Pour que les produits fassent envie par eux-mêmes, il a fallu les empaqueter dans de jolies bouteilles ou boîtes en plastique transparentes, elles-mêmes enchâssées dans des emballages chatoyants pendus à des crochets, à hauteur d’yeux, et surtout de désir. Même les bananes et les oranges ont fini par se faire emplastiquer dans des barquettes attrayantes faciles à attraper sur des linéaires, sans qu’il n’y ait désormais besoin de les peser.

Une époque et une vision du monde

Alors forcément, quand il s’est agi de choisir un métier, et avant cela des études, le marketing s’est imposé comme une évidence. Dans les années 80, savoir vendre et faire vendre était une belle carrière et je me voyais bien l’embrasser. On recrutait à tour de bras chez Procter et Gamble, Danone, l’Oréal, et Carrefour.

J’ai donc appris comment emballer en même temps « les ménagères de moins de cinquante ans » et les actionnaires des groupes multinationaux de consommation, ajoutant aux hydrocarbures du plastique les oxydes de carbone des transports : produire en Chine des produits bon marché, les emballer en Tunisie et les revendre ensuite à Paris. Un art, une aventure commerciale, un business. J’ai appris à découper la chaîne de valeurs en tout petits morceaux, c’était pratique, la production se déplaçait là où la main d’œuvre était la moins chère, et les transports permettaient de tout ré-assembler, presque sans efforts.

Fort heureusement, j’ai eu la chance de me passionner pour les transports, et de laisser les supermarchés pour les gares et le marketing de ce que l’on n’appelait pas encore le retail mais le commerce de détail, pour le TGV et les services de mobilité du quotidien. Il n’empêche, le mal était fait. Comme la grenouille qui se fait ébouillanter à petit feu, sans s’en rendre compte, j’ai trempé suffisamment dans l’eau d’abord froide puis progressivement bouillante du marketing de la consommation pour y être dans mon élément.

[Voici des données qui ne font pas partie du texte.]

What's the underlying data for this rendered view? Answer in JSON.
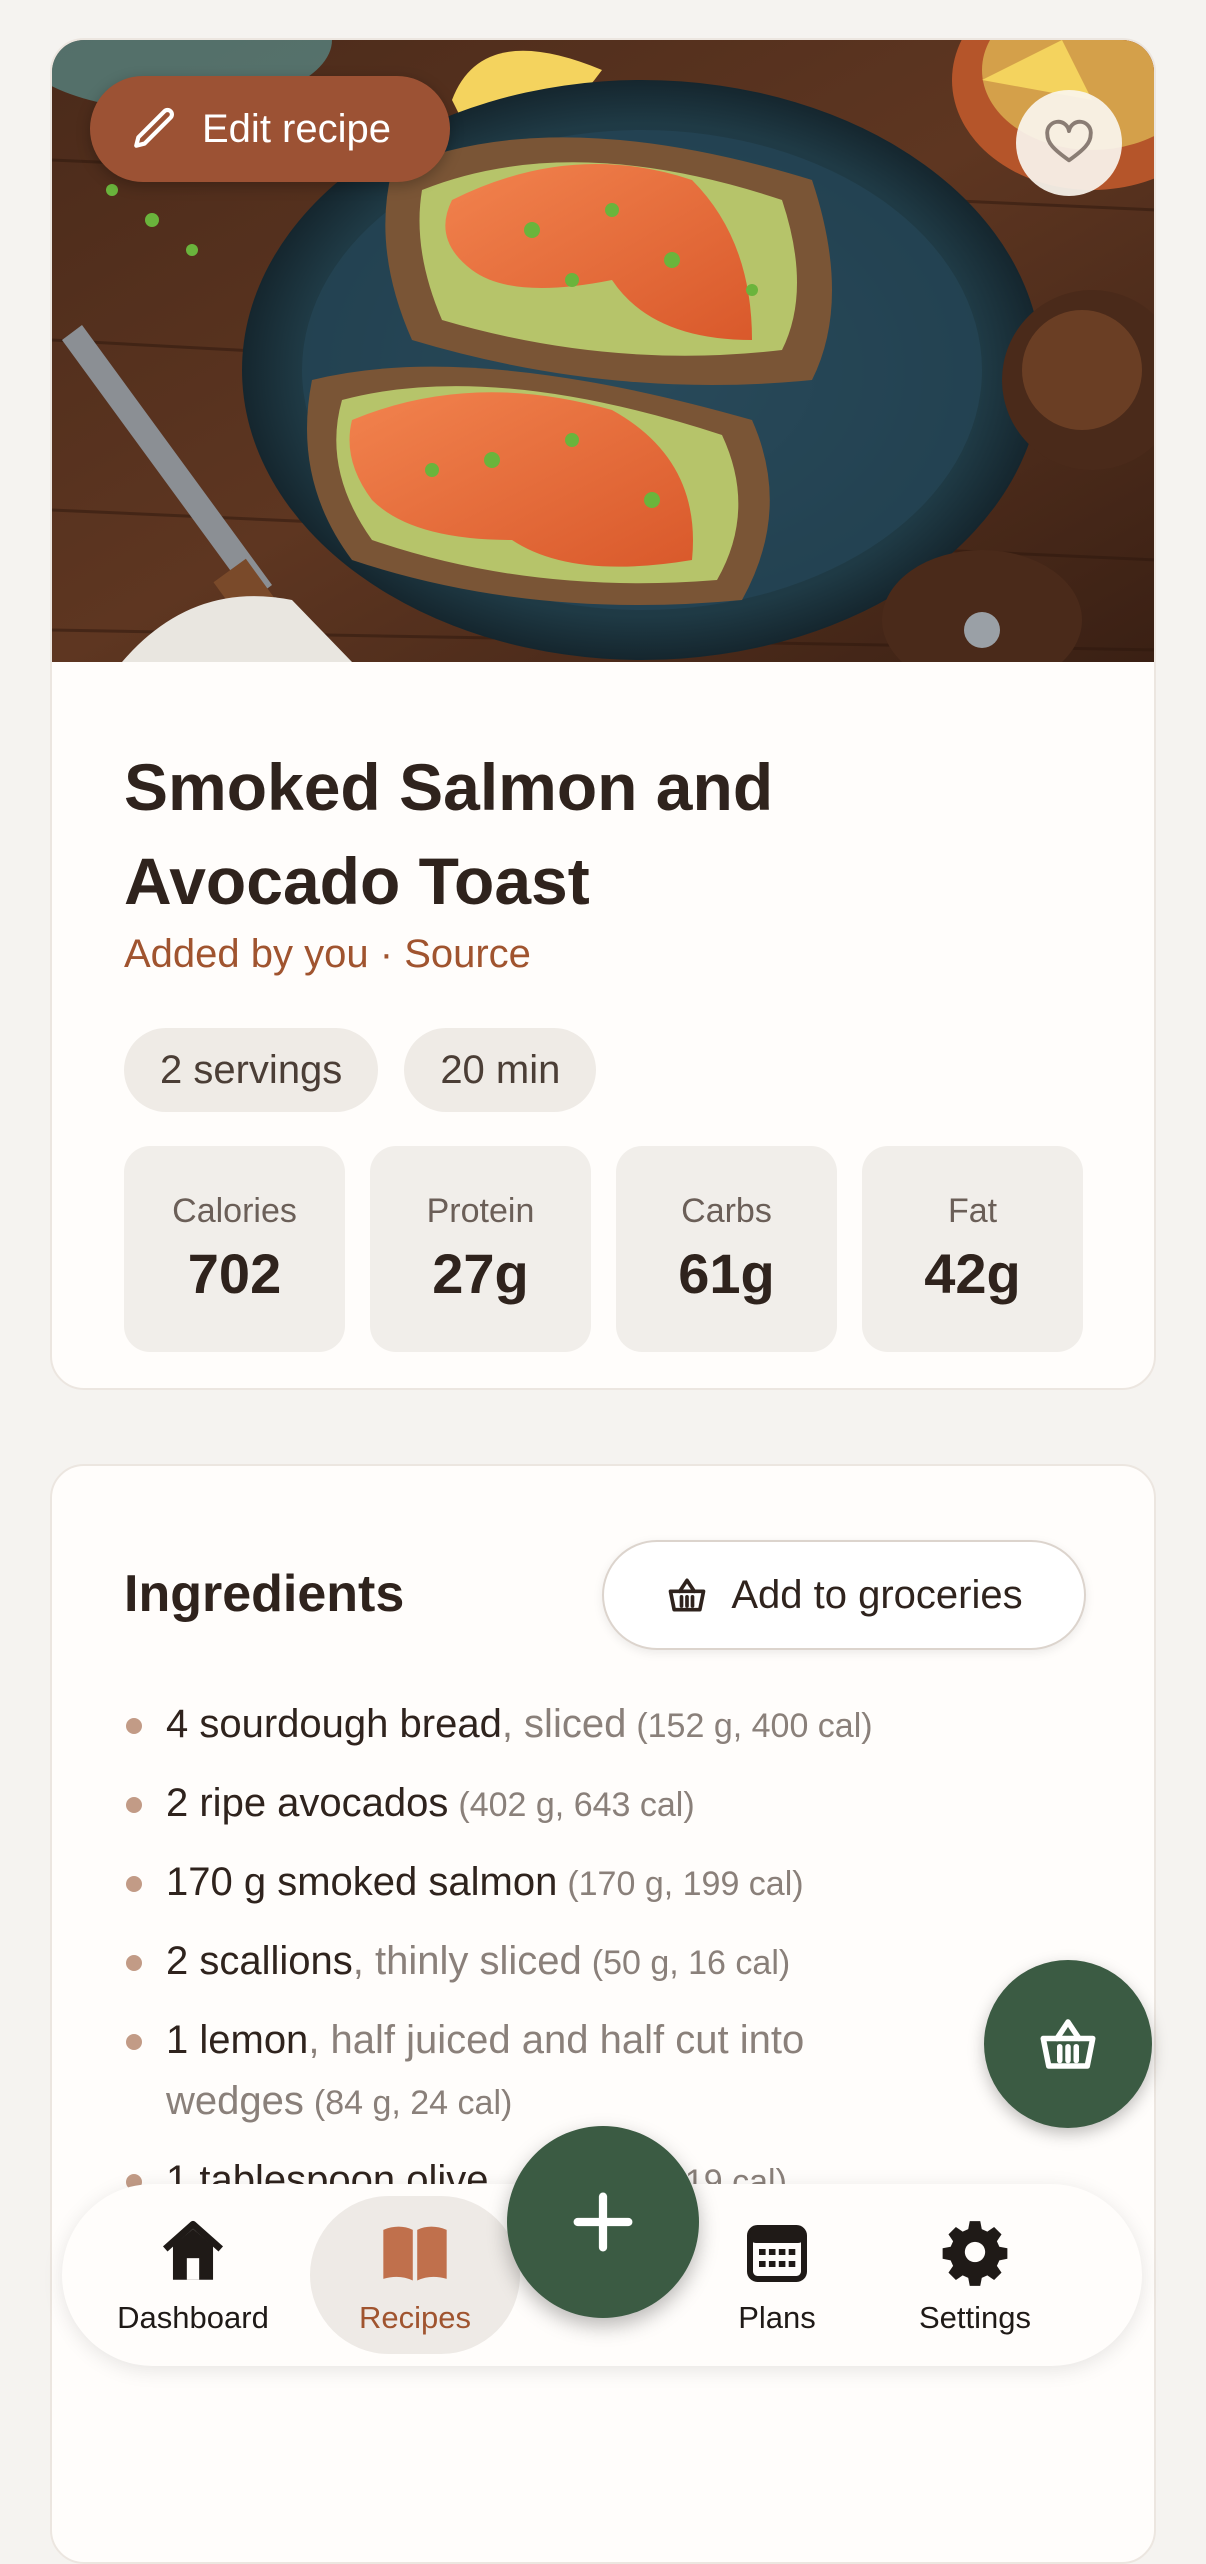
{
  "recipe": {
    "edit_label": "Edit recipe",
    "title": "Smoked Salmon and Avocado Toast",
    "added_by": "Added by you",
    "separator": " · ",
    "source_label": "Source",
    "servings": "2 servings",
    "time": "20 min",
    "macros": [
      {
        "label": "Calories",
        "value": "702"
      },
      {
        "label": "Protein",
        "value": "27g"
      },
      {
        "label": "Carbs",
        "value": "61g"
      },
      {
        "label": "Fat",
        "value": "42g"
      }
    ]
  },
  "ingredients": {
    "heading": "Ingredients",
    "add_groceries_label": "Add to groceries",
    "items": [
      {
        "main": "4 sourdough bread",
        "note": ", sliced",
        "meta": "(152 g, 400 cal)"
      },
      {
        "main": "2 ripe avocados",
        "note": "",
        "meta": "(402 g, 643 cal)"
      },
      {
        "main": "170 g smoked salmon",
        "note": "",
        "meta": "(170 g, 199 cal)"
      },
      {
        "main": "2 scallions",
        "note": ", thinly sliced",
        "meta": "(50 g, 16 cal)"
      },
      {
        "main": "1 lemon",
        "note": ", half juiced and half cut into wedges",
        "meta": "(84 g, 24 cal)"
      },
      {
        "main": "1 tablespoon olive",
        "note": "",
        "meta": "119 cal)"
      }
    ]
  },
  "nav": {
    "items": [
      {
        "label": "Dashboard",
        "icon": "home-icon"
      },
      {
        "label": "Recipes",
        "icon": "book-icon"
      },
      {
        "label": "Plans",
        "icon": "calendar-icon"
      },
      {
        "label": "Settings",
        "icon": "gear-icon"
      }
    ]
  },
  "colors": {
    "accent": "#a0542f",
    "primary_green": "#3b5b43",
    "background": "#f5f3f0"
  }
}
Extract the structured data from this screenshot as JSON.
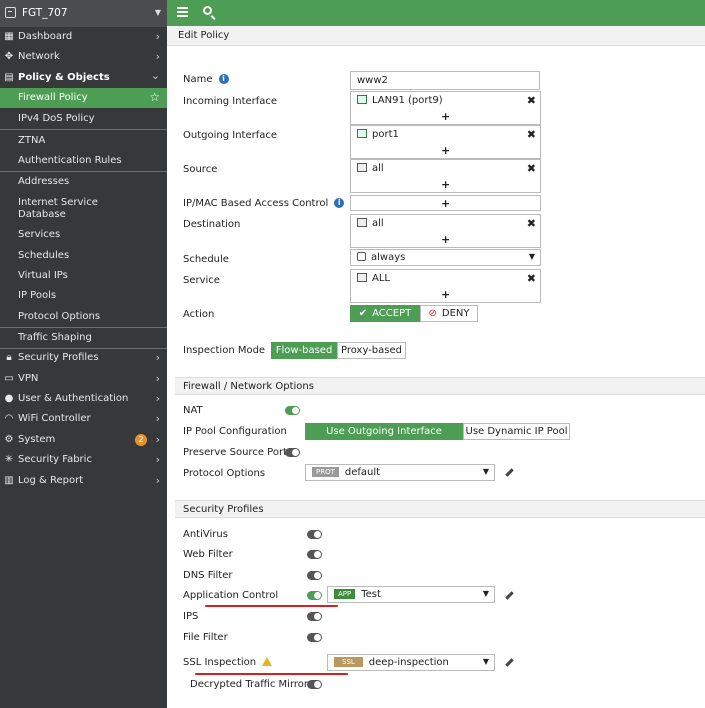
{
  "sidebar": {
    "host": "FGT_707",
    "items": [
      {
        "label": "Dashboard",
        "icon": "dashboard-icon",
        "chevron": "›"
      },
      {
        "label": "Network",
        "icon": "network-icon",
        "chevron": "›"
      },
      {
        "label": "Policy & Objects",
        "icon": "policy-icon",
        "chevron": "⌄"
      },
      {
        "label": "Firewall Policy",
        "star": "☆"
      },
      {
        "label": "IPv4 DoS Policy"
      },
      {
        "label": "ZTNA"
      },
      {
        "label": "Authentication Rules"
      },
      {
        "label": "Addresses"
      },
      {
        "label": "Internet Service Database"
      },
      {
        "label": "Services"
      },
      {
        "label": "Schedules"
      },
      {
        "label": "Virtual IPs"
      },
      {
        "label": "IP Pools"
      },
      {
        "label": "Protocol Options"
      },
      {
        "label": "Traffic Shaping"
      },
      {
        "label": "Security Profiles",
        "icon": "lock-icon",
        "chevron": "›"
      },
      {
        "label": "VPN",
        "icon": "vpn-icon",
        "chevron": "›"
      },
      {
        "label": "User & Authentication",
        "icon": "user-icon",
        "chevron": "›"
      },
      {
        "label": "WiFi Controller",
        "icon": "wifi-icon",
        "chevron": "›"
      },
      {
        "label": "System",
        "icon": "gear-icon",
        "chevron": "›",
        "badge": "2"
      },
      {
        "label": "Security Fabric",
        "icon": "fabric-icon",
        "chevron": "›"
      },
      {
        "label": "Log & Report",
        "icon": "report-icon",
        "chevron": "›"
      }
    ]
  },
  "page": {
    "title": "Edit Policy"
  },
  "form": {
    "name_label": "Name",
    "name_value": "www2",
    "incoming_label": "Incoming Interface",
    "incoming_value": "LAN91 (port9)",
    "outgoing_label": "Outgoing Interface",
    "outgoing_value": "port1",
    "source_label": "Source",
    "source_value": "all",
    "ipmac_label": "IP/MAC Based Access Control",
    "destination_label": "Destination",
    "destination_value": "all",
    "schedule_label": "Schedule",
    "schedule_value": "always",
    "service_label": "Service",
    "service_value": "ALL",
    "action_label": "Action",
    "accept": "ACCEPT",
    "deny": "DENY",
    "inspection_label": "Inspection Mode",
    "flow": "Flow-based",
    "proxy": "Proxy-based",
    "plus": "+",
    "remove": "✖",
    "info": "i"
  },
  "fw": {
    "title": "Firewall / Network Options",
    "nat_label": "NAT",
    "pool_label": "IP Pool Configuration",
    "pool_opt1": "Use Outgoing Interface Address",
    "pool_opt2": "Use Dynamic IP Pool",
    "preserve_label": "Preserve Source Port",
    "protocol_label": "Protocol Options",
    "protocol_tag": "PROT",
    "protocol_value": "default"
  },
  "sec": {
    "title": "Security Profiles",
    "antivirus": "AntiVirus",
    "webfilter": "Web Filter",
    "dnsfilter": "DNS Filter",
    "appcontrol": "Application Control",
    "app_tag": "APP",
    "app_value": "Test",
    "ips": "IPS",
    "filefilter": "File Filter",
    "ssl_label": "SSL Inspection",
    "ssl_tag": "SSL",
    "ssl_value": "deep-inspection",
    "decrypted": "Decrypted Traffic Mirror"
  },
  "colors": {
    "accent": "#4d9e54",
    "sidebar": "#363839",
    "annotation": "#d62020"
  }
}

« Je ne sais pas facilement imaginer un monde sans croissance »

Je vois bien le problème aujourd’hui. Je comprends qu’il faut changer, que c’est même devenu urgent. Seulement, dans mon cerveau de boomeuse, l’attention à la planète n’est pas codée en dur, l’écologie n’était pas dans mes rêves, mes rêves à moi, c’étaient ceux de la croissance et du progrès, partagée par tous.
Ma conscience écologique est arrivée tardivement, ma tête a bien compris qu’on était au bout du modèle mais elle a longtemps lutté contre des réflexes bien ancrés. Et la vérité, c’est qu’elle cherche encore à concilier ses anciens paradigmes avec les nouveaux qui évidemment s’imposent aujourd’hui.

« Ma tête a bien compris qu’on était au bout du modèle mais elle a longtemps lutté contre des réflexes bien ancrés. »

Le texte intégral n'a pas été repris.